Dinleyenler Kroisos’un bunları açıklamasını istediler. O da, baştan itibaren Solon’la arasında geçenleri anlattı. Ve onun yalnız kendisine değil, daha çok bütün insanlığa ve özellikle kendilerinin mutlu olduğunu inanan insanlara yöneltilmiş olan sözlerine hak verdiğini ve ona karşı onu küçük düşürücü davranışından dolayı, pişmanlık duyduğunu anlattı.

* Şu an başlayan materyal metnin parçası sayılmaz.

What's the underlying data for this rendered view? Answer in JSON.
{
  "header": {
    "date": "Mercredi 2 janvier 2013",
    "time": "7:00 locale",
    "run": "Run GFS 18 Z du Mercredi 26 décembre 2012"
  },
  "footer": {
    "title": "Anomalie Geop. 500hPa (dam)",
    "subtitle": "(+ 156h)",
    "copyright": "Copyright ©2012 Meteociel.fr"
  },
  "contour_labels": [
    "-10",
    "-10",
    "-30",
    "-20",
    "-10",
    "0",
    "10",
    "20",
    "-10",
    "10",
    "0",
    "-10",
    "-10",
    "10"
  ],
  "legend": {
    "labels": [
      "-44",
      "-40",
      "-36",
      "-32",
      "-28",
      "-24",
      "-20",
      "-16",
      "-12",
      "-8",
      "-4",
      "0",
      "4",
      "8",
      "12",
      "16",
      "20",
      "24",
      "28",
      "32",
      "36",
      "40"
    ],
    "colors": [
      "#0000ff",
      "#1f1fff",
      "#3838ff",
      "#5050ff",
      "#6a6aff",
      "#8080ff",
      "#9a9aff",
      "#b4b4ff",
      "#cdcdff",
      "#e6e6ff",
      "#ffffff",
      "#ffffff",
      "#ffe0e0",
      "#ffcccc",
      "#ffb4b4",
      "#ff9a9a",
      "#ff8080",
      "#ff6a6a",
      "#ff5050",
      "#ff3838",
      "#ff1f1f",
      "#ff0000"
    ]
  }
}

Bu arada, nerede ise Kroisos yanma noktasına gelmişti. Kyros duyduklarından çok etkilendi ve bir gün kendi başına da böyle bir şeyin gelebileceğini düşündü .Yangını durdurmalarını istedi. Fakat ateşi söndürmeleri mümkün olmuyordu. Herkesin ateşi söndürmeye çalıştığını gören Kroisos, yüksek sesle Apollon’u yardıma çağırmaya başladı. Tanrıya yakarırken, hiç bir esinti olmayan, açık havada , bir toz bulutu belirdi ve sel gibi bir yağmur indi , ateşi söndürdü.
Kyros bu olaydan sonra , Kroisos’un, tanrılarca değerli biri olduĝunu anladı ve ona sordu “ Kroisos , kim sana söyledi , benim topraklarıma saldırmayı ve benimle dost
yerine, düşman olarak karşılaşmayı?” “Kral” dedi Kroisos “bunu yapan , senin iyi talihin ve benim kötü talihimdir. Kabahat , senin üstüne yürümek gibi kendini
beğenmişliği bana veren Yunanlıların tanrısıdır. Çünkü kimse barış dururken savaşı seçecek kadar deli değildir. Barışta oğullar babalarını gömerler, savaşta babalardır oğullarını mezara indiren. Ama şüphesiz böyle olması hoşuna gidiyordu tanrıların”.
Bu olaydan sonra Kroisos’un bilgeliğine inanana Kyros, onu kendine danışman yaptı.
Fakat daha önce Kroisos’dan bir dileği olup olmadığını sordu. O da ayağındaki zincirleri Delphi’ye gönderip kâhinlerden tanrıların kendisini neden aldattıklarını
sormayı istediğini söyledi. Delphi’ye giden Lydia’lı ulakların getirdiğı cevap şöyle oldu “Alın yazısını bir tanrı bile değiştiremez.”.